Guidance on the right metric?

[davies-w]

Hi,

I'm trying to evaluate the use of the McFee segment finding algorithm (from the Librosa examples) for determining skip points for a song. As such, I really don't care about the nature of the sections. I have human reference points which are typically over-provided for. What I'd like is a continuous metric that tells me how close to the possible human provided ones we are.

I don't think any of the existing metrics really do this - or am I mistaken? The problem as I see it is that we don't want to use "tolerances" for determining binary precision/recall style metrics. And we also don't want to look at pairwise, as we really don't care about labels.

In theory it'd be closer to comparing beat detections, but those seem to have a much more regular pattern to them. Anyone got thoughts?

The closest I've seen so far seems to be the Hanna Lukashevich metric, but that still seems to require labels on both sides.

I've also tried to describe the nature of the metric as having N targets on a timeline, and then measuring the overall accuracy of M shots against them, but this falls short - eg what do you do if two shots hit the same target, or what do you do about the reference having many potential targets, but it'd be ok if we got a few shots close to a couple of targets, ideally perhaps evenly spaced.

[davies-w]

Quick update, it looked like the deviation was what I wanted, until I discovered that there's a weirdness with using median as the aggregating function - I'm guessing there's a reason for using median, but is it an overwhelming one, and I happened to find a pathological example too easily?

https://i.imgur.com/lBmll0D.png

I actually think I'll just use this, but replace median with sum (as I care about the total errors really).

[bmcfee]

I have human reference points which are typically over-provided for. What I'd like is a continuous metric that tells me how close to the possible human provided ones we are.

I don't think any of the existing metrics really do this - or am I mistaken?

Not exactly, but a few of them do come close to what you describe. Before getting too far into the weeds, I'd recommend that you take a look at a survey paper on structure analysis that we put out a few years ago: https://transactions.ismir.net/articles/10.5334/tismir.54 . Section 2.4 specifically addresses the various evaluation criteria that are out there, both for boundary estimation and structural labeling.

One metric that doesn't get used very often, but that might actually fit your bill, is our "t-measure" from our 2015 paper. This is a predecessor of the L-measure for hierarchical segmentation, and works on basically the same principle. It's a bit subtle, but it does capture (approximately) a continuous idea of boundary agreement. The basic idea is to divide the track up into frames, then look at the rank ordering of pairwise similarity between frames induced by the estimated segmentation, and see how well that rank ordering agrees with that of the reference segmentation. This does not require segment labels. It also works with flat annotations (see figure 2 in the paper), but it sounds like you actually do have hierarchies to work with. It does require a time window to be set, but this is really intended as a way to focus the evaluation on times in the vicinity of boundaries, and not as a tolerance window for strict matching.

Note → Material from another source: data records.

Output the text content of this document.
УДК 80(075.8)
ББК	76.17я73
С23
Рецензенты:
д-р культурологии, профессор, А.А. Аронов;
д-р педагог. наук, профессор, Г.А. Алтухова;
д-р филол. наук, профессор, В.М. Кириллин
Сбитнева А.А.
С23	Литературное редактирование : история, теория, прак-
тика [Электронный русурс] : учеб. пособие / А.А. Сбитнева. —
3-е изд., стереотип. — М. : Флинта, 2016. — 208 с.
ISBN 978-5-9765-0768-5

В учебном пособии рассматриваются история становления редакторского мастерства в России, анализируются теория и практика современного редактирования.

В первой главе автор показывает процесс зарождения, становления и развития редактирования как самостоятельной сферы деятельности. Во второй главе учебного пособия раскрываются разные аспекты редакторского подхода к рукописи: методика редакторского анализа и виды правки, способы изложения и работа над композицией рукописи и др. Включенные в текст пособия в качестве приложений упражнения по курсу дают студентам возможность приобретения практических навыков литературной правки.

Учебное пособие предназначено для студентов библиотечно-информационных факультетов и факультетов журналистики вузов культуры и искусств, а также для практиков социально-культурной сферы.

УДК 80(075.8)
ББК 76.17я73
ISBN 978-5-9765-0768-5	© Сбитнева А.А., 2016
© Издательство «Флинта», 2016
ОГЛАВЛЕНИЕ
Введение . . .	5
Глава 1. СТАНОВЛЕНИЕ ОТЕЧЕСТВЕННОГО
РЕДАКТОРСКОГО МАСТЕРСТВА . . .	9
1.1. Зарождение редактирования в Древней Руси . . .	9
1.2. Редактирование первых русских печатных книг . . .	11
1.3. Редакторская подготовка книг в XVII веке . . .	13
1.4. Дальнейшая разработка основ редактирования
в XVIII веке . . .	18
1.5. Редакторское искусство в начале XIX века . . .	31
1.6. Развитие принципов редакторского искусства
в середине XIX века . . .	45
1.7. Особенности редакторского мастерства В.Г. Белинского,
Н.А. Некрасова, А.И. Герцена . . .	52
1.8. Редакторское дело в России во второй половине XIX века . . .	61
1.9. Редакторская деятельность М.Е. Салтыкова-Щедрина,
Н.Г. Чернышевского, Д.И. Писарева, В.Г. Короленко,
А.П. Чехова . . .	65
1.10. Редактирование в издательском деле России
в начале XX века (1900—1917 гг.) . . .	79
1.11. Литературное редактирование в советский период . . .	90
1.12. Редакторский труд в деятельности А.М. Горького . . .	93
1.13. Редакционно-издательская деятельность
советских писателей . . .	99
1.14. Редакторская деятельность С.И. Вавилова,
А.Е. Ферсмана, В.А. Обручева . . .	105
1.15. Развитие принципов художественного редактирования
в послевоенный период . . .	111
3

If that sounds too complicated - and I wouldn't blame you if it does! - you could also just ignore the segmentation metrics, and use the onset detection metrics instead.

I've also tried to describe the nature of the metric as having N targets on a timeline, and then measuring the overall accuracy of M shots against them, but this falls short - eg what do you do if two shots hit the same target, or what do you do about the reference having many potential targets, but it'd be ok if we got a few shots close to a couple of targets, ideally perhaps evenly spaced.

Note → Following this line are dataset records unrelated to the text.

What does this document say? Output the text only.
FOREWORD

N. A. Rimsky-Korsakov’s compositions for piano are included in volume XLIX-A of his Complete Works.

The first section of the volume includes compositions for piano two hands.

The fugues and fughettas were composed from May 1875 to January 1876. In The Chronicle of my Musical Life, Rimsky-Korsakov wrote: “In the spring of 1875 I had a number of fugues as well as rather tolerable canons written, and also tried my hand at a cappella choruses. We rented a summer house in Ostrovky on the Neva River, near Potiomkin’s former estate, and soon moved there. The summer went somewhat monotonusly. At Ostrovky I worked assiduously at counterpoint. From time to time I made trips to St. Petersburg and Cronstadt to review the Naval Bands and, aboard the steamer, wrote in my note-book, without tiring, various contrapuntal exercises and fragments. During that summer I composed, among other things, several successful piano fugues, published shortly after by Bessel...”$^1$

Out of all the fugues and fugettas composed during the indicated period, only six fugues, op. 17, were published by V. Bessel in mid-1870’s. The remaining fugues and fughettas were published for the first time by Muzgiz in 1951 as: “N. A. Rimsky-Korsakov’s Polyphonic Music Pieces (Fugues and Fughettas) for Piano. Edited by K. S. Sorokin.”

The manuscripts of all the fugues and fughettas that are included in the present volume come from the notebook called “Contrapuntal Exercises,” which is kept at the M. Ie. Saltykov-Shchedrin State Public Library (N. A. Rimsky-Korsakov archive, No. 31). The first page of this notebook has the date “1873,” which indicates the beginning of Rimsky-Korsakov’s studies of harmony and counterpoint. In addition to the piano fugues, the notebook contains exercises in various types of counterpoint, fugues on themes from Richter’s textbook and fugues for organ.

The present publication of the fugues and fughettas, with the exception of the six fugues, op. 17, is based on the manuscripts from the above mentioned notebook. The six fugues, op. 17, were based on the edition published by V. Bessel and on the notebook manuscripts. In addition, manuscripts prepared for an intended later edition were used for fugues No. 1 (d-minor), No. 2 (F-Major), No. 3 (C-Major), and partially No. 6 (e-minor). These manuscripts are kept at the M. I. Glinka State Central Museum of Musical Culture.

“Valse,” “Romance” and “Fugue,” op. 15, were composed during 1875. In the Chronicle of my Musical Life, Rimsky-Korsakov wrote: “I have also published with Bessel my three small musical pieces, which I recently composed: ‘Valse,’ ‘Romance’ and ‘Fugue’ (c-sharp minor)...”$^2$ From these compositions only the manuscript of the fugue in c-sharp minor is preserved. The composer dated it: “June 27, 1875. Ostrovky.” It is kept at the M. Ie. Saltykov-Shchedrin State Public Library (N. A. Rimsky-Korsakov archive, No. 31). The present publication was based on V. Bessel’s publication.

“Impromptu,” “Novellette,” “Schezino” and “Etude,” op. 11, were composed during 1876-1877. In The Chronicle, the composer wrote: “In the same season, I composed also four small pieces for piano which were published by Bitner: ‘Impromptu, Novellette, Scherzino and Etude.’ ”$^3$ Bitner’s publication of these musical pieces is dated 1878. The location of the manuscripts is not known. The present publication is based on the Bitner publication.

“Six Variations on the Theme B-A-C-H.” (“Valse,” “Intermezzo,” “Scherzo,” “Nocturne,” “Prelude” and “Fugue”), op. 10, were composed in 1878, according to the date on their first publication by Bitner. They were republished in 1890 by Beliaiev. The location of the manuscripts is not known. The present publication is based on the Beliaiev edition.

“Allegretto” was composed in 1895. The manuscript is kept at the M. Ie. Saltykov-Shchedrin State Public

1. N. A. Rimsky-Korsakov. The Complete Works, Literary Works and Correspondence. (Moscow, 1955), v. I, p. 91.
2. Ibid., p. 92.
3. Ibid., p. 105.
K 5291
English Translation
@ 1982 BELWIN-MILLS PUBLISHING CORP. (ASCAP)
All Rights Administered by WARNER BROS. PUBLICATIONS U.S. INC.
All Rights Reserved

The onset detection metrics (and boundary detection metrics) in mir_eval are designed to avoid this problem - events can be matched at most once, and the evaluation finds the (a) largest possible matching between estimates and reference events.

I actually think I'll just use this, but replace median with sum (as I care about the total errors really).

The deviation metrics are kind of tricky in practice. The purpose for using median aggregation here is to discard outliers, eg in the event that a reference boundary is completely missed by the estimator (but other boundaries are detected well). A sum or mean aggregation would be completely thrown off by this, and give a misleading score.

[davies-w]

Thank you SO much for the long reply Professor McFee!